Saturday, July 15, 2006

Al Qaeda, American Style

The New York Times
Al Qaeda, American Style
By JESSICA STERN

Cambridge, Mass.

JUST before the first anniversary of the July 7 bombings in London that killed 52 people, Al Qaeda released a video that reflects a significant change in how it operates: terrorism is being brought home. The new video tries to recruit ordinary American Muslims who might be offended, as many ordinary Americans are, by America’s mistakes and moral failings in carrying out the war on terrorism.

The film stars three terrorists: Shehzad Tanweer, one of the July 7 bombers who died during the attack; Ayman al-Zawahiri, Osama bin Laden’s deputy and long-time chief ideologue; and Adam Gadahn, a 28-year-old American who grew up on a goat ranch in Riverside, Calif., and converted to radical Islam.

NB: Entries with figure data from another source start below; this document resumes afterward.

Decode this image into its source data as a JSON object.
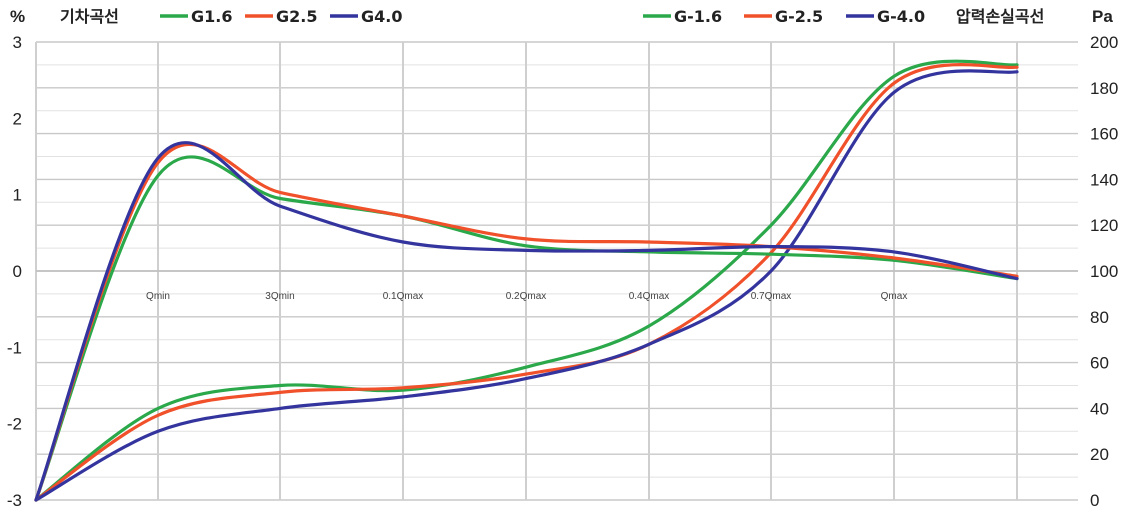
{
  "chart_data": {
    "type": "line",
    "left_axis": {
      "unit": "%",
      "ylim": [
        -3,
        3
      ],
      "ticks": [
        "3",
        "2",
        "1",
        "0",
        "-1",
        "-2",
        "-3"
      ]
    },
    "right_axis": {
      "unit": "Pa",
      "ylim": [
        0,
        200
      ],
      "ticks": [
        "200",
        "180",
        "160",
        "140",
        "120",
        "100",
        "80",
        "60",
        "40",
        "20",
        "0"
      ]
    },
    "x_categories": [
      "Qmin",
      "3Qmin",
      "0.1Qmax",
      "0.2Qmax",
      "0.4Qmax",
      "0.7Qmax",
      "Qmax"
    ],
    "legend_left_title": "기차곡선",
    "legend_right_title": "압력손실곡선",
    "grid": true,
    "error_curves": [
      {
        "name": "G1.6",
        "color": "#2aa84a",
        "values": [
          -3.0,
          1.25,
          0.95,
          0.72,
          0.33,
          0.25,
          0.22,
          0.14,
          -0.1
        ]
      },
      {
        "name": "G2.5",
        "color": "#f0502a",
        "values": [
          -3.0,
          1.42,
          1.03,
          0.72,
          0.42,
          0.38,
          0.32,
          0.17,
          -0.07
        ]
      },
      {
        "name": "G4.0",
        "color": "#34349e",
        "values": [
          -3.0,
          1.48,
          0.85,
          0.38,
          0.27,
          0.27,
          0.32,
          0.25,
          -0.1
        ]
      }
    ],
    "pressure_curves": [
      {
        "name": "G-1.6",
        "color": "#2aa84a",
        "values": [
          0,
          40,
          50,
          48,
          58,
          76,
          120,
          185,
          190
        ]
      },
      {
        "name": "G-2.5",
        "color": "#f0502a",
        "values": [
          0,
          37,
          47,
          49,
          55,
          68,
          108,
          182,
          189
        ]
      },
      {
        "name": "G-4.0",
        "color": "#34349e",
        "values": [
          0,
          30,
          40,
          45,
          53,
          68,
          100,
          178,
          187
        ]
      }
    ]
  }
}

Mr. Gadahn’s speech is revolutionary — not because it warns about blood-curdling terrorist strikes to come, but precisely because it doesn’t. Mr. Gadahn has appeared on Qaeda videos before. In previous performances, his face obscured by a mask, he came across as a zealot, describing his fellow Americans as guilty of decades of tyranny and oppression in the Islamic world, warning us in October 2004, “Allah willing, the streets of America will run red with blood.” Last September, a masked man believed to be Mr. Gadahn appeared on another Qaeda video warning: “Yesterday, London and Madrid. Tomorrow, Los Angeles and Melbourne.”

Unlike in his previous performances, in last week’s video Mr. Gadahn is articulate, reasonable and troublingly persuasive. He accuses the United States of deliberately harming Muslim civilians in various conflicts around the world. If this were American policy, needless to say, it would violate not only Islamic teaching, but also the Judeo-Christian just war tradition.

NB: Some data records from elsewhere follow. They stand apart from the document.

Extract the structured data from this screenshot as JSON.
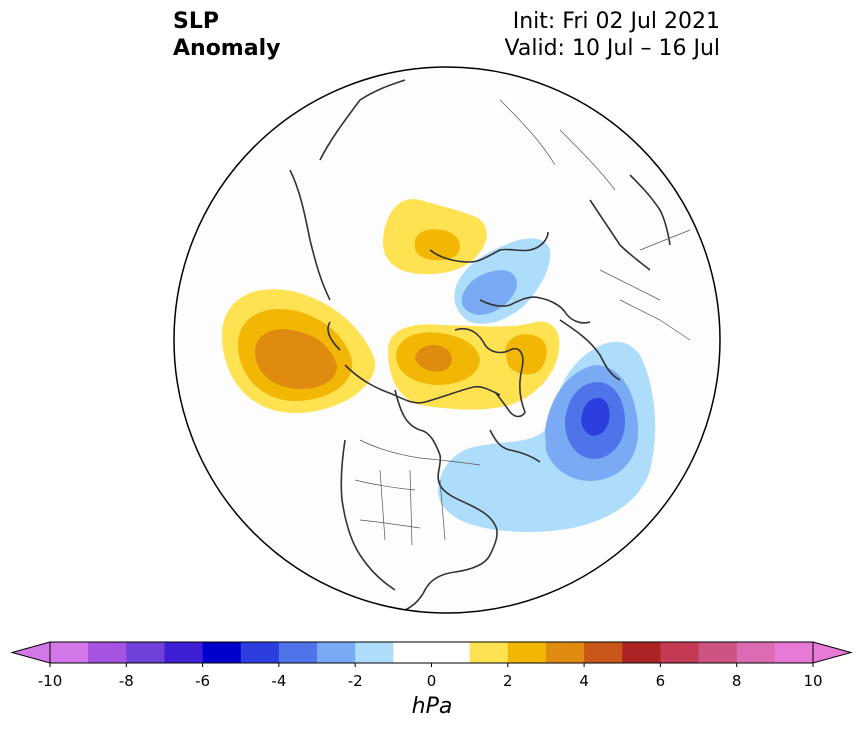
{
  "header": {
    "variable_line1": "SLP",
    "variable_line2": "Anomaly",
    "init": "Init: Fri 02 Jul 2021",
    "valid": "Valid: 10 Jul – 16 Jul"
  },
  "colorbar": {
    "unit": "hPa",
    "min": -10,
    "max": 10,
    "tick_labels": [
      "-10",
      "-8",
      "-6",
      "-4",
      "-2",
      "0",
      "2",
      "4",
      "6",
      "8",
      "10"
    ],
    "colors": [
      "#d477e8",
      "#a454e0",
      "#7040da",
      "#3f1fd3",
      "#0000cd",
      "#2a3fdd",
      "#4f73e8",
      "#79aaf3",
      "#aedcfb",
      "#ffffff",
      "#ffffff",
      "#ffe252",
      "#f2b705",
      "#de8b0f",
      "#c85719",
      "#ad2323",
      "#c43a52",
      "#cd5382",
      "#db6cb3",
      "#e67ad6"
    ]
  },
  "map": {
    "projection": "north polar stereographic",
    "colors": {
      "neg_1": "#aedcfb",
      "neg_2": "#79aaf3",
      "neg_3": "#4f73e8",
      "neg_4": "#2a3fdd",
      "pos_1": "#ffe252",
      "pos_2": "#f2b705",
      "pos_3": "#de8b0f"
    }
  }
}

Mr. Gadahn tells us, “I’ve carried the victims in my arms — women, children, toddlers, babies in their mother’s wombs.” He argues that American voters, not just their leaders, are to blame for this purported strategy of hurting innocents. The implication is that American civilians are, as Osama bin Laden first argued in February 1998, legitimate targets for Al Qaeda’s strikes.

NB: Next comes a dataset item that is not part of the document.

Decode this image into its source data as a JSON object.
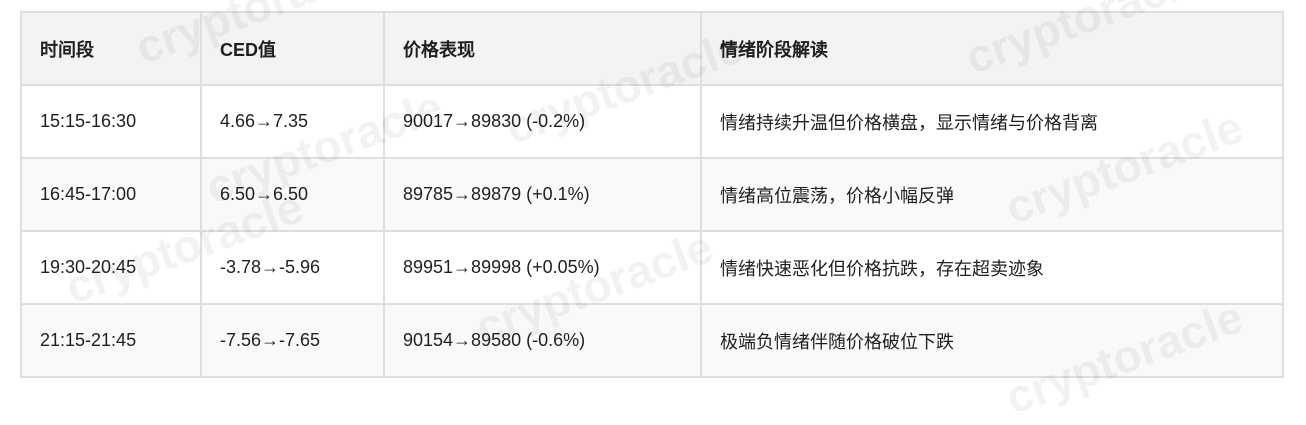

Unfortunately, some of what Mr. Gadahn claims about our war on terrorism cannot be denied. He notes that American soldiers captured Muslim civilians and shipped them off to Guantánamo or worse places. “Many were handed over to the American and British-backed despotic regimes of the Islamic world to be brutally interrogated,” he tells us, referring to the strategy of extraordinary rendition.

While most previous Qaeda propaganda vehicles appear to have been written to strengthen the resolve of already committed zealots, Mr. Gadahn’s monologue seems intended for a different audience. He tells the story of the gang rape of a teenage Iraqi girl, who was murdered along with her family, allegedly by five American soldiers seeking to cover their tracks. This story would move any American listener to shame, even knowing that it has been put to a highly manipulative use.

I am afraid that these accusations of American atrocities, which are likely to proliferate the longer we remain in Iraq, will vastly increase the pool from which Al Qaeda and its sympathizers can recruit new members and supporters. Most troubling of all is that such stories will help Al Qaeda recruit Americans. That, in turn, will make it easier for the movement to achieve the sort of attack Mr. Gadahn warned of in October 2004 — the kind that involves blood running in our streets.

Al Qaeda’s shift in strategy requires a shift in our own. We need to recognize that we are fighting two wars simultaneously — a global war on terrorism and a ground war in Iraq. Mistakes in one area degrade our effectiveness in the other, in part because those mistakes are likely to be filmed and disseminated around the globe. For example, interrogation techniques intended to extract information by humiliating the enemy help our enemies “prove” that humiliating Muslims is our goal.

War is hell, Gen. William Tecumseh Sherman wisely observed. It almost always results in foreseeable, but still unforeseen, atrocities on both sides. That is why, when a president puts his nation’s youths at risk in war, he should be certain that there is a high likelihood of success and that the anticipated gains exceed the likely collateral damage visited on both sides.

We made a major error by going to war in Iraq. We overestimated the probability of success and ignored warnings of a likely insurgency. We were unprepared for a long occupation and unprepared to create a functioning state. And we did not fully consider how a protracted war would benefit our terrorist enemies for decades to come by allowing them to train against the most powerful military in history and reinforcing the incorrect but increasingly compelling idea that America is determined to humiliate and harm the Islamic world.

Some errors yield not only bad outcomes, but also bad choices, and this is one. It will be dangerous for both Iraqis and Americans if we leave Iraq as a failed state. But it is even more dangerous to remain where our continuing presence will inevitably result in further cruelties and atrocities, providing more arguments for more videos to attract more terrorist recruits around the globe — including here at home.

Jessica Stern, a lecturer on terrorism at Harvard, is the author of “Terror in the Name of God: Why Religious Militants Kill.”